3. Q3: Based on the analysis, can more effective operators for TTA be proposed? Addressing limitations of Substitute (high computational cost) and Mask (interference from unlearned mask token embeddings), the authors propose two new TTA operators:
   • TNoise: Injects uniform noise directly into the item representation, avoiding the item selection overhead of Substitute.

• TMask: Two variants are proposed:
  • TMask-B: Blocks mask tokens by setting their embeddings to zero during model calculation.
  • TMask-R: Removes items that would have been masked.

The paper presents extensive experiments on four datasets (Amazon Beauty, Sports, Home, and Yelp) using GRU4Rec and SASRec as backbone models. The results demonstrate the effectiveness, efficiency, and generalizability of TNoise and TMask, especially TMask-R. TMask-R consistently achieves strong performance and often outperforms existing TTA methods. The authors also benchmark against training-time augmentation (CLS4Rec) to highlight the benefits of TTA in terms of deployment simplicity and computational efficiency. Further experiments with other SR models (NARM, NextItNet, LightSANs, and FMLP-Rec) demonstrate the general applicability of the proposed TTA methods. Finally, hyperparameter analysis of the proposed method is performed.

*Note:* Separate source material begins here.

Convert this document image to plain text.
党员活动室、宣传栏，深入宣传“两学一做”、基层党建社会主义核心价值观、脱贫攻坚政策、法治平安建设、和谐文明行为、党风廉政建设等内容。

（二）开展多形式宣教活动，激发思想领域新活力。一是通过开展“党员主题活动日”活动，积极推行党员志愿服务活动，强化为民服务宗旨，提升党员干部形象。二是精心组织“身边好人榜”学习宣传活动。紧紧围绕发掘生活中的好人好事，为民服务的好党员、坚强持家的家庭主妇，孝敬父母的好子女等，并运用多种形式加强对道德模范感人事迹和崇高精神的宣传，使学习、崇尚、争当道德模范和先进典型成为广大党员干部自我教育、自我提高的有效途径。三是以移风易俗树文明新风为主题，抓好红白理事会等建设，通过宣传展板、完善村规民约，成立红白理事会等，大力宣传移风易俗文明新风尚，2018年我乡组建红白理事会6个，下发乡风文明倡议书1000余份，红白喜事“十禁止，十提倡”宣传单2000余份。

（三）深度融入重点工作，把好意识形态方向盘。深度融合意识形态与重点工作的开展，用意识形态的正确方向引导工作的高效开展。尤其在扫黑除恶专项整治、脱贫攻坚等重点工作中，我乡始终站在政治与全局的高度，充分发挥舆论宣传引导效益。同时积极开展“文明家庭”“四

In summary, the paper makes the following key contributions:

• Identifies the potential of existing sequence data augmentation operators for TTA.
• Analyzes the factors that contribute to the effectiveness of Mask and Substitute.
• Proposes TNoise and TMask, novel and efficient TTA operators.
• Provides comprehensive experimental validation of the proposed methods, demonstrating their effectiveness, efficiency, and generalizability.